Il patto che ora è stato firmato anche dal Cile è il trattato internazionale di Escazù, ratificato da 24 paesi di America Latina e Caraibi, nato per garantire l’accesso ai diritti ambientali e a proteggere gli attivisti che spesso vengono uccisi dalla potenti organizzazioni che lucrano con lo sfruttamento illegale delle risorse naturali, a discapito della popolazione che vive nelle zone interessate in primis, ma anche di tutti gli altri che vedono depauperare e distruggere un ecosistema ricchissimo di biodiversità.
Il trattato, voluto dall’Onu nel 2012 dopo la conferenza sullo sviluppo sostenibile, in un primo momento era stato discusso dal primo governo Piñera, che sembrava potesse ratificarlo nel 2014, ma poi a causa delle pressioni degli industriali, in particolare del settore minerario, il Cile non entrò più a far parte del gruppo dei paesi firmatari.
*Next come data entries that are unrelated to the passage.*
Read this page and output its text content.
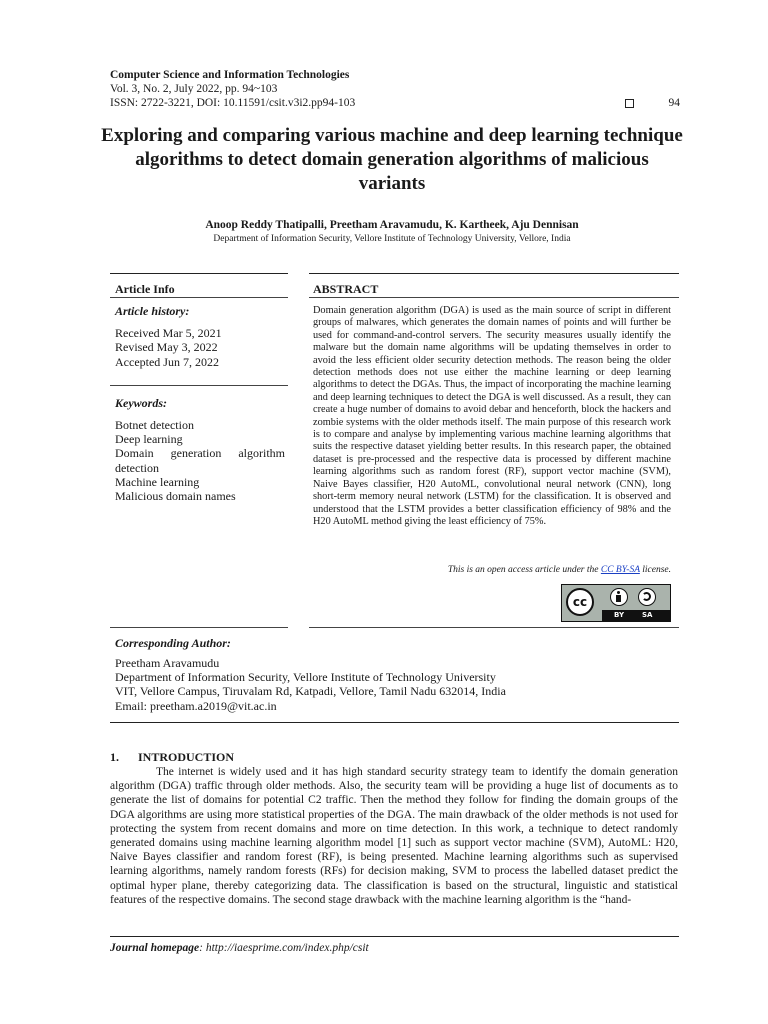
Computer Science and Information Technologies
Vol. 3, No. 2, July 2022, pp. 94~103
ISSN: 2722-3221, DOI: 10.11591/csit.v3i2.pp94-103	94
Exploring and comparing various machine and deep learning technique algorithms to detect domain generation algorithms of malicious variants
Anoop Reddy Thatipalli, Preetham Aravamudu, K. Kartheek, Aju Dennisan
Department of Information Security, Vellore Institute of Technology University, Vellore, India
Article Info	ABSTRACT
Article history:
Received Mar 5, 2021
Revised May 3, 2022
Accepted Jun 7, 2022
Keywords:
Botnet detection
Deep learning
Domain generation algorithm detection
Machine learning
Malicious domain names
Domain generation algorithm (DGA) is used as the main source of script in different groups of malwares, which generates the domain names of points and will further be used for command-and-control servers. The security measures usually identify the malware but the domain name algorithms will be updating themselves in order to avoid the less efficient older security detection methods. The reason being the older detection methods does not use either the machine learning or deep learning algorithms to detect the DGAs. Thus, the impact of incorporating the machine learning and deep learning techniques to detect the DGA is well discussed. As a result, they can create a huge number of domains to avoid debar and henceforth, block the hackers and zombie systems with the older methods itself. The main purpose of this research work is to compare and analyse by implementing various machine learning algorithms that suits the respective dataset yielding better results. In this research paper, the obtained dataset is pre-processed and the respective data is processed by different machine learning algorithms such as random forest (RF), support vector machine (SVM), Naive Bayes classifier, H20 AutoML, convolutional neural network (CNN), long short-term memory neural network (LSTM) for the classification. It is observed and understood that the LSTM provides a better classification efficiency of 98% and the H20 AutoML method giving the least efficiency of 75%.
This is an open access article under the CC BY-SA license.
cc
BY	SA
Corresponding Author:
Preetham Aravamudu
Department of Information Security, Vellore Institute of Technology University
VIT, Vellore Campus, Tiruvalam Rd, Katpadi, Vellore, Tamil Nadu 632014, India
Email: preetham.a2019@vit.ac.in
1. INTRODUCTION
The internet is widely used and it has high standard security strategy team to identify the domain generation algorithm (DGA) traffic through older methods. Also, the security team will be providing a huge list of documents as to generate the list of domains for potential C2 traffic. Then the method they follow for finding the domain groups of the DGA algorithms are using more statistical properties of the DGA. The main drawback of the older methods is not used for protecting the system from recent domains and more on time detection. In this work, a technique to detect randomly generated domains using machine learning algorithm model [1] such as support vector machine (SVM), AutoML: H20, Naive Bayes classifier and random forest (RF), is being presented. Machine learning algorithms such as supervised learning algorithms, namely random forests (RFs) for decision making, SVM to process the labelled dataset predict the optimal hyper plane, thereby categorizing data. The classification is based on the structural, linguistic and statistical features of the respective domains. The second stage drawback with the machine learning algorithm is the “hand-
Journal homepage: http://iaesprime.com/index.php/csit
La ratifica, che avviene in un momento di congiuntura internazionale in cui la necessità di trovare nuove risorse energetiche a tutti i costi rischia di vanificare anni di accordi per evitare l’utilizzo delle risorse più inquinanti, era per Boric un atto assolutamente necessario e, per evidenziare l’interesse del suo governo per la materia, durante la firma ha voluto al suo fianco la ministra degli Esteri Antonia Urrejola e quella per l’ambiente Maisa Rojas.
La novità dell’accordo è che, oltre alle politiche ambientali condivise, c’è anche una parte che detta le regole per proteggere i numerosi attivisti che rischiano giornalmente la vita per denunciare i soprusi ambientali e che spesso vengono uccisi, a volte diventando simboli di lotta come il brasiliano Chico Mendes o la leader indigena ecuadoriana Berta Ceceres, ma molto spesso restando nell’anonimato.
Applaudita dai settori progressisti del parlamento, l’adesione all’accordo è stata criticata dalla destra che teme possa rallentare la ripresa economica e provocare conflitti con gli altri paesi.